A number of high-profile DDoS attacks last year highlighted the importance of ensuring robust security for IoT devices, and according to one industry expert, two-factor authentication may be the best way to secure them.

Marc Boroditsky is the vice president and general manager of Authy, a Twilio service. Authy provides businesses and individuals with numerous methods of integrating two-factor authentication (2FA), including one-time codes via SMS, soft tokens via a smartphone app, or yes/no authentication questions via push notification.

“I think it’s going to be the inevitable security solution for IoT devices, simply due to the fact that IoT devices by and large have little or no user experience and capability,” he told IoT Hub.

“Some devices may be enhanced via a mobile app, but more importantly, all of them have the characteristic of being networked, and typically need to be protected because they sit on oftentimes open Wi-Fi networks, or become the point of access on open Wi-Fi networks.

“So providing some degree of restriction and control to the device itself and the broader network is a base requirement.”

Boroditsky added that companies have no choice but to move beyond their use of static passwords to enable connectivity, especially given that this was what was exploited during the Mirai botnet.

“Today, 2FA can take a number of different forms, and offers something that’s dynamic, can be channel-independent, and can be controlled by a myriad of control points.”

How can you implement it?

For the various IoT devices available on the market, some have a user interface via a smartphone app, for example, while others do not.

Boroditsky explained how 2FA could be deployed in each of these scenarios.

“You could expose to the end user an authentication interface that provides a code that could then be entered into the device’s user interface,” he said.

“Or, you could present a UI that an event is taking place requiring authentication or authorisation, and that UI could stand on its own, providing the means for approval or denial.”

Boroditsky sees a number of IoT scenarios where 2FA has to be considered a necessity.

“Any situation where the connected devices are sitting on the network and could potentially afford some kind of access to a broader network, or situations where access to a device for administrative or patching purposes is required would be where 2FA would be a necessity,” he said.

“Also, any situation where access to the device could enable physical access, such as smart locks, would be ideal for 2FA.

“Finally, any other types of systems that are providing some kind of service to the end user where, if exploited, could cause some kind of harm or danger to the end user, such as access to on-board systems on a car, or to digital health devices, should also be places where you have 2FA.”

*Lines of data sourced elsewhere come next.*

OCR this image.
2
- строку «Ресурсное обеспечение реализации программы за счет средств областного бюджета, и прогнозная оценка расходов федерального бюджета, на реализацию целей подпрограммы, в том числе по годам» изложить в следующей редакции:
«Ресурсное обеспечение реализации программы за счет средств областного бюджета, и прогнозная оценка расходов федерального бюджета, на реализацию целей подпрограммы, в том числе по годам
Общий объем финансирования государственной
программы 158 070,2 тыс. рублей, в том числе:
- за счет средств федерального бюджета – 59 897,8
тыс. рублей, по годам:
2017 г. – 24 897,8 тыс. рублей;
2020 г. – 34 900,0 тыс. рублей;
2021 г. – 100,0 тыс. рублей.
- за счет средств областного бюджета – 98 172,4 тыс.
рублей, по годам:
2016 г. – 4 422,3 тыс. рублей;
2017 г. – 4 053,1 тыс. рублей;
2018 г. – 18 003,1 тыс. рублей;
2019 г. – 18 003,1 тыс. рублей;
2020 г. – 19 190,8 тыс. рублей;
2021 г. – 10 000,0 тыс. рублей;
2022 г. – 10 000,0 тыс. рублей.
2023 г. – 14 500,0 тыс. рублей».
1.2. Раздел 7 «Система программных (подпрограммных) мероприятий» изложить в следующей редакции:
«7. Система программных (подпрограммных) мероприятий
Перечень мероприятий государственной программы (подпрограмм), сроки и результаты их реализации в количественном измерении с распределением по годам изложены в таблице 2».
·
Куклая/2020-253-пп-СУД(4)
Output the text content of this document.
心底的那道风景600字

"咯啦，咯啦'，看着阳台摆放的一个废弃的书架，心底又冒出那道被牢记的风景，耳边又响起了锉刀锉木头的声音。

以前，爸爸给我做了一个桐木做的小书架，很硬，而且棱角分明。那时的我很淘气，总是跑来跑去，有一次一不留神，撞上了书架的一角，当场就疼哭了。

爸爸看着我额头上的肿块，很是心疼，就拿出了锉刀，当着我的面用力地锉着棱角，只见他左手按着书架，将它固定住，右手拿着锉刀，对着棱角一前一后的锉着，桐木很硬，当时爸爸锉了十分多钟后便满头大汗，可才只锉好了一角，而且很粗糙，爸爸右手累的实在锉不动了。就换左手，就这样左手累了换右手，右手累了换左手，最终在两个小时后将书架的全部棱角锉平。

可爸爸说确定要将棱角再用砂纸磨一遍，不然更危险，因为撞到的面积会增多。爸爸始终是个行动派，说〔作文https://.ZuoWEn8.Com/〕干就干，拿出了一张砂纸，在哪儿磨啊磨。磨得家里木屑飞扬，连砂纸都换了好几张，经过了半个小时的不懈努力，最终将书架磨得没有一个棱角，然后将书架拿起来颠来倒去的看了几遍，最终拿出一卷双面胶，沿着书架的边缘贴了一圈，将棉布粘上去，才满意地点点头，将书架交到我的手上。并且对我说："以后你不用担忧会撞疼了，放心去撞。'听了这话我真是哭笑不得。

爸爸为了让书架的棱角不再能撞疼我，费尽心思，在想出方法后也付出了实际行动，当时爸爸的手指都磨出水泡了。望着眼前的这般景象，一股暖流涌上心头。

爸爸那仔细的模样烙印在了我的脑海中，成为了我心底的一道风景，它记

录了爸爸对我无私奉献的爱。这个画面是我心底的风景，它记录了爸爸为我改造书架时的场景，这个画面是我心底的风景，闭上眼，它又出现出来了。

The challenge of global adoption

While this ideal of enabling 2FA for each and every IoT device is a noble one, the unfortunate reality is that the manufacturers of these IoT products reside in different countries where security requirements differ.

For Boroditsky, there’s no easy answer to this burning question.

“It’s probably one of the most significant challenges for traditional vendors that are either regionally focused or expecting that when adopted, the customers adopting their products will take care of any region-specific requirements,” he explained.

“Most IoT manufacturers don’t typically have the required level global services experience, and if we look at some of the recent problems that they’ve experienced when they’ve bundled in componentry that had out-of-date security controls, they looked right past what the possible implications were in the devices they were building.”

“That being said, [Authy] have built a globally delivered capability, where we provide authentication services across 205 countries worldwide, and producing millions of authentication events per day.

“For us, we were built to be global, we were built to be ready for a global purpose. Whether or not any of our customers has the need, we have the capability to support our customers wherever they are.”